Javeria Khan

Personal information
- Full name: Javeria Khan
- Born: 14 May 1988 (age 38) Karachi, Pakistan
- Batting: Right-handed
- Bowling: Right-arm off break
- Role: All-rounder

International information
- National side: Pakistan (2008–2023);
- ODI debut (cap 50): 6 May 2008 v Sri Lanka
- Last ODI: 6 March 2022 v India
- ODI shirt no.: 1
- T20I debut (cap 4): 25 May 2009 v Ireland
- Last T20I: 15 February 2023 v Ireland
- T20I shirt no.: 1

Domestic team information
- 2006/07–2007/08: Karachi
- 2009/10–2018/19: Zarai Taraqiati Bank Limited
- 2010/11: Karachi
- 2014: Karachi

Career statistics
| Competition | WODI | WT20I | WLA | WT20 |
| Matches | 116 | 112 | 199 | 170 |
| Runs scored | 2,885 | 2,018 | 6,031 | 3,276 |
| Batting average | 28.56 | 21.69 | 38.66 | 25.20 |
| 100s/50s | 2/15 | 0/9 | 11/32 | 0/18 |
| Top score | 133* | 74* | 161 | 74* |
| Balls bowled | 860 | 240 | 1,994 | 570 |
| Wickets | 17 | 11 | 65 | 27 |
| Bowling average | 37.41 | 20.18 | 18.72 | 17.96 |
| 5 wickets in innings | 0 | 0 | 1 | 0 |
| 10 wickets in match | 0 | 0 | 0 | 0 |
| Best bowling | 3/22 | 2/23 | 6/18 | 4/4 |
| Catches/stumpings | 34/– | 15/– | 68/– | 30/– |

Medal record
Representing Pakistan
Women's Cricket
Asian Games
| Gold medal – first place | 2010 Guangzhou | Team |
| Gold medal – first place | 2014 Incheon | Team |
- Source: CricketArchive, 12 February 2023

= Javeria Khan =

Pakistani cricketer

Javeria Khan (جویریہ خان) (born 14 May 1988) is a former Pakistani cricketer who played as an all-rounder, batting right-handed and bowling right-arm off break.
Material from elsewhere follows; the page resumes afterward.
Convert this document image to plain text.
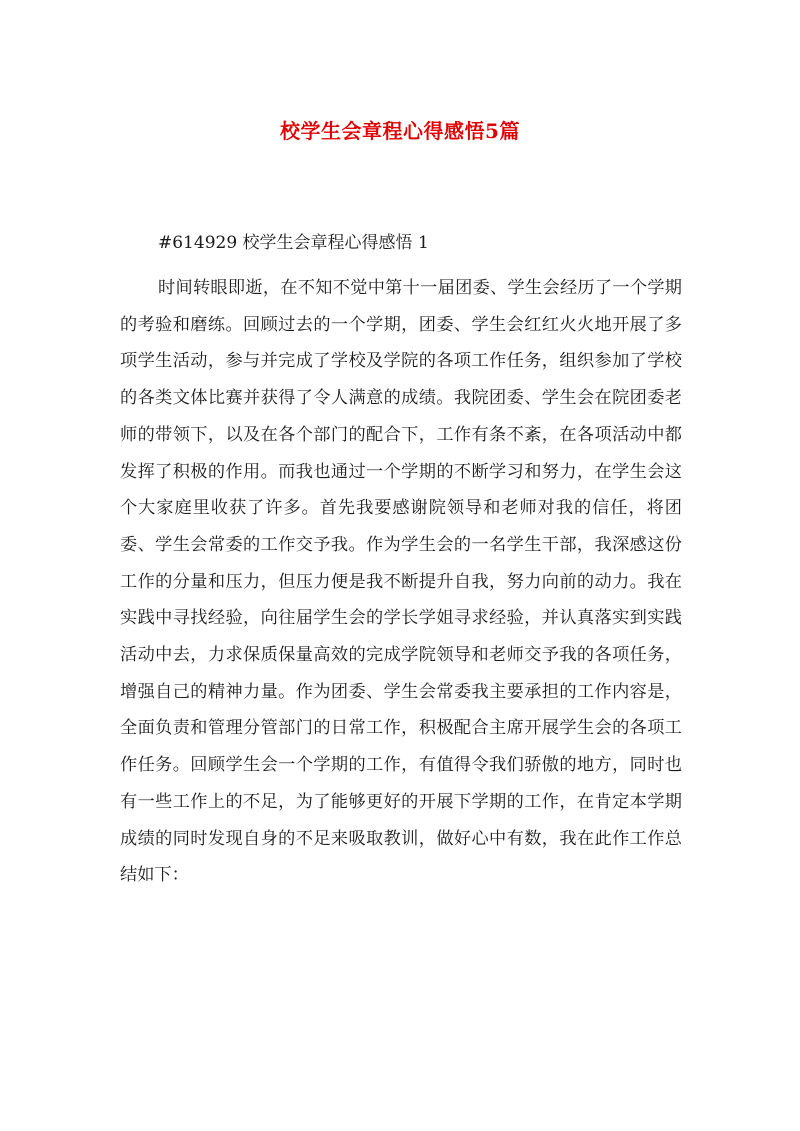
校学生会章程心得感悟5篇

#614929 校学生会章程心得感悟 1

时间转眼即逝，在不知不觉中第十一届团委、学生会经历了一个学期的考验和磨练。回顾过去的一个学期，团委、学生会红红火火地开展了多项学生活动，参与并完成了学校及学院的各项工作任务，组织参加了学校的各类文体比赛并获得了令人满意的成绩。我院团委、学生会在院团委老师的带领下，以及在各个部门的配合下，工作有条不紊，在各项活动中都发挥了积极的作用。而我也通过一个学期的不断学习和努力，在学生会这个大家庭里收获了许多。首先我要感谢院领导和老师对我的信任，将团委、学生会常委的工作交予我。作为学生会的一名学生干部，我深感这份工作的分量和压力，但压力便是我不断提升自我，努力向前的动力。我在实践中寻找经验，向往届学生会的学长学姐寻求经验，并认真落实到实践活动中去，力求保质保量高效的完成学院领导和老师交予我的各项任务，增强自己的精神力量。作为团委、学生会常委我主要承担的工作内容是，全面负责和管理分管部门的日常工作，积极配合主席开展学生会的各项工作任务。回顾学生会一个学期的工作，有值得令我们骄傲的地方，同时也有一些工作上的不足，为了能够更好的开展下学期的工作，在肯定本学期成绩的同时发现自身的不足来吸取教训，做好心中有数，我在此作工作总结如下：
She played international cricket for Pakistan from 2008 till 2023. She has also played domestic cricket for Karachi and Zarai Taraqiati Bank Limited. On 21 March 2024, she announced her retirement from international cricket.

==International career==
Javeria made her one-day debut against Sri Lanka on 6 May 2008. In October 2018, she was named in Pakistan's squad for the 2018 ICC Women's World Twenty20 tournament in the West Indies. Later the same month, she was named as the captain of the side, after Bismah Maroof stepped down from the role. Ahead of the tournament, she was named as one of the players to watch. She was the leading run-scorer for Pakistan in the tournament, with 136 runs in four matches.

In September 2010, Javeria was selected to play in the 2010 Asian Games in China.

Javeria was part of the Pakistani teams that won the gold medal in the women's cricket competition at the 2010 and 2014 Asian Games.

In November 2019, during the series against Bangladesh, she became the third female cricketer for Pakistan to play in 100 WODIs. In January 2020, she was named in Pakistan's squad for the 2020 ICC Women's T20 World Cup in Australia. She was the leading run-scorer for Pakistan in the tournament, with 82 runs in four matches.

In December 2020, Khan was named the captain of Pakistan's squad for their tour to South Africa, after Bismah Maroof withdrew from the tour due to family reasons. Later the same month, she was shortlisted as one of the Women's Cricketer of the Year for the 2020 PCB Awards. In October 2021, she was named as the captain of Pakistan's team for the 2021 Women's Cricket World Cup Qualifier tournament in Zimbabwe. In January 2022, she was named in Pakistan's team for the 2022 Women's Cricket World Cup in New Zealand.